To simplify the task, I have also provided a Matlab implementation of Decision Stump

(“build_stump.m”). This is for reference only. Please be aware that you may need to

rewrite/modify the decision stump code for your own needs.

There is a combinatorically large number of experiments that you could run and likewise,

number of measures/settings that you can report against (training time, prediction on

testing set, test time, number of boosting, depth of weak learners – your implementation

only has to provide for Stumps but you can compare against Matlab/Python versions with

deeper weak learners for Adaboost.

If you want, you can extend your code to have trees of some greater depth as weak

learners). This assignment is deliberately open-ended and flexible, meaning that you can

follow to some extent what interests you but also tests your ability to think strategically and

work out what might be the most informative, interesting and efficient things that you could

do (and report on).

Please be aware that there is the law of diminishing returns. Loosely put, you do a great job

and you will get 9/10, and you do an amazing job and you will get 10/10. However, for the

10% extra marks you may well have done 400% more work.

Please start early. This might be a tough algorithm to implement and debug. You can choose

either Matlab, Python, or C/C++ to implement AdaBoost. I would personally suggest Matlab

or Python.

Your code should not rely on any 3rd-party toolbox. Only Matlab's built-in API's or Python/

C/C++'s standard libraries are allowed. When you submit your code, please report your

algorithm's training/test error on the given datasets.

You are also required to submit a report (<10 pages in PDF format), which should have the

following sections (report contributes 45% to the mark; code 55%):

• An algorithmic description of the AdaBoost method. (5%)

• Your understanding of AdaBoost (anything that you believe is relevant to this algorithm)

(5%)

• Some analysis of your implementation.
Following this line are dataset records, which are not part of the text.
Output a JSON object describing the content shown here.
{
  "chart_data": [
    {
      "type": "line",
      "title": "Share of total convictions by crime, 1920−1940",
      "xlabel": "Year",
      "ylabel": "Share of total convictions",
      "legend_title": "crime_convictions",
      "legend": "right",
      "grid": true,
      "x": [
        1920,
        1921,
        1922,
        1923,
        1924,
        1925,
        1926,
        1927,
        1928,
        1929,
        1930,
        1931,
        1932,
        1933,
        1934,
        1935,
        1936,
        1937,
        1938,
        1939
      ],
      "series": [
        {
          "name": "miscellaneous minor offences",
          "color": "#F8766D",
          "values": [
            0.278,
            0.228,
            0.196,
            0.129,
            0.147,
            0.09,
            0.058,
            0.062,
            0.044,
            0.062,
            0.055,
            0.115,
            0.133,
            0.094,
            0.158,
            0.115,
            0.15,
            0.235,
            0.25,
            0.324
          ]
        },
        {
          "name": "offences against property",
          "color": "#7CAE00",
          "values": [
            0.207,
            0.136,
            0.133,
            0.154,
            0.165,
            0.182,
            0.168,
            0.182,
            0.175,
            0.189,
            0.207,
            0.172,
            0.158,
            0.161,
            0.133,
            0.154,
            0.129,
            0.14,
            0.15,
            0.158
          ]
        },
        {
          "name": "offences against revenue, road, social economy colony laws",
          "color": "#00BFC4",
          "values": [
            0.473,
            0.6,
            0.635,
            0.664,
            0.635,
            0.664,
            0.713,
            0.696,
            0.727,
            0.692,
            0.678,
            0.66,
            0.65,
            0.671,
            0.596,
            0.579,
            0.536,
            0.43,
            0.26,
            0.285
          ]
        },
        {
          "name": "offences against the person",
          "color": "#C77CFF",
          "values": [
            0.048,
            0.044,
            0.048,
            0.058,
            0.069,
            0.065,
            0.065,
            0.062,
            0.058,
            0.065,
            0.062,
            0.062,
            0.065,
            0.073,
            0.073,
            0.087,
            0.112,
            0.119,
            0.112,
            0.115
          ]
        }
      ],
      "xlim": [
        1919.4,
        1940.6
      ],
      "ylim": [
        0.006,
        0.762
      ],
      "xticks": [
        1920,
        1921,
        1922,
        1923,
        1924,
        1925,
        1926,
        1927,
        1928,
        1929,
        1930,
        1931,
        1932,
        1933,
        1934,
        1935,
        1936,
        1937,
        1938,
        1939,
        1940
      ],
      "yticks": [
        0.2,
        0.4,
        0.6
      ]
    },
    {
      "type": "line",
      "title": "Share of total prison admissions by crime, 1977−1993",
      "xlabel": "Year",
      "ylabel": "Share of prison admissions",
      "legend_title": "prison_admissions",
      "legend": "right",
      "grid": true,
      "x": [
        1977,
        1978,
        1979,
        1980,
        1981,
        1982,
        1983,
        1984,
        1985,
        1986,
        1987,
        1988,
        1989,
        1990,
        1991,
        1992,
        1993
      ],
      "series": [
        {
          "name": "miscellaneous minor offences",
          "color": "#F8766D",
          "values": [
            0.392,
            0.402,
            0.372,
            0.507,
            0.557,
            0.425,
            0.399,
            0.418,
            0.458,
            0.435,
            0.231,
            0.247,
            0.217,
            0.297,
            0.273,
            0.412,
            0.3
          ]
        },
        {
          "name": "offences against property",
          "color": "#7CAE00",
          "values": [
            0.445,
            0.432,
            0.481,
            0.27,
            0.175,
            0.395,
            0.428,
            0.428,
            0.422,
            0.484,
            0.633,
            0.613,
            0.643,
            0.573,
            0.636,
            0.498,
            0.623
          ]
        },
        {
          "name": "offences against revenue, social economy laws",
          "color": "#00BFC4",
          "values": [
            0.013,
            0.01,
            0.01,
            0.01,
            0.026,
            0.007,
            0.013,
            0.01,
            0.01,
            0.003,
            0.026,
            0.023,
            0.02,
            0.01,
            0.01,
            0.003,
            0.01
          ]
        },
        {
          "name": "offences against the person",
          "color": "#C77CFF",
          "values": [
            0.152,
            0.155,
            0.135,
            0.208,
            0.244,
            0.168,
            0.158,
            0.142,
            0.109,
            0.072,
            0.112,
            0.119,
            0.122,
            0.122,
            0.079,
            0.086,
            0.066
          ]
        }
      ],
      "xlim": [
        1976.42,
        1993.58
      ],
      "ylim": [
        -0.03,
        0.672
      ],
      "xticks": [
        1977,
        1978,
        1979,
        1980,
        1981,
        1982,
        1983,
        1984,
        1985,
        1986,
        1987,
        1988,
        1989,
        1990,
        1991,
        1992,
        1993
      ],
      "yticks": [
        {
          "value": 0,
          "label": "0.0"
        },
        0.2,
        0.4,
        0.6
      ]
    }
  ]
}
You should include the training/test error curve

against the number of iterations on the provided data sets in this part (see above. This part

is open-ended) (20% for master students and 25% for undergraduate students)

• You should compare performance with an “inbuild” package (such as fitemsemble in

Matlab: https://au.mathworks.com/help/stats/fitensemble.html) (5% for master students

and 10% for undergraduate students)

• You may also train an SVM and compare the results of SVM with AdaBoost. What do you

observe? (10% for master students. This task is optional for undergraduate students)

In summary, you need to submit (1) the code that implements AdaBoost and (2) a report in

PDF.

Data

You will use Wisconsin Diagnostic Breast Cancer dataset to test your model. All the data

points are stored in the file “wdbc_data.csv”. The explanation of the data field is given in

“wdbc_names.txt”. You need to predict diagnosis of each sample based on the real-valued

features.

There are 569 samples in “wdbc_data.csv”. You will use the first 300 samples for training

and use the remaining part for testing.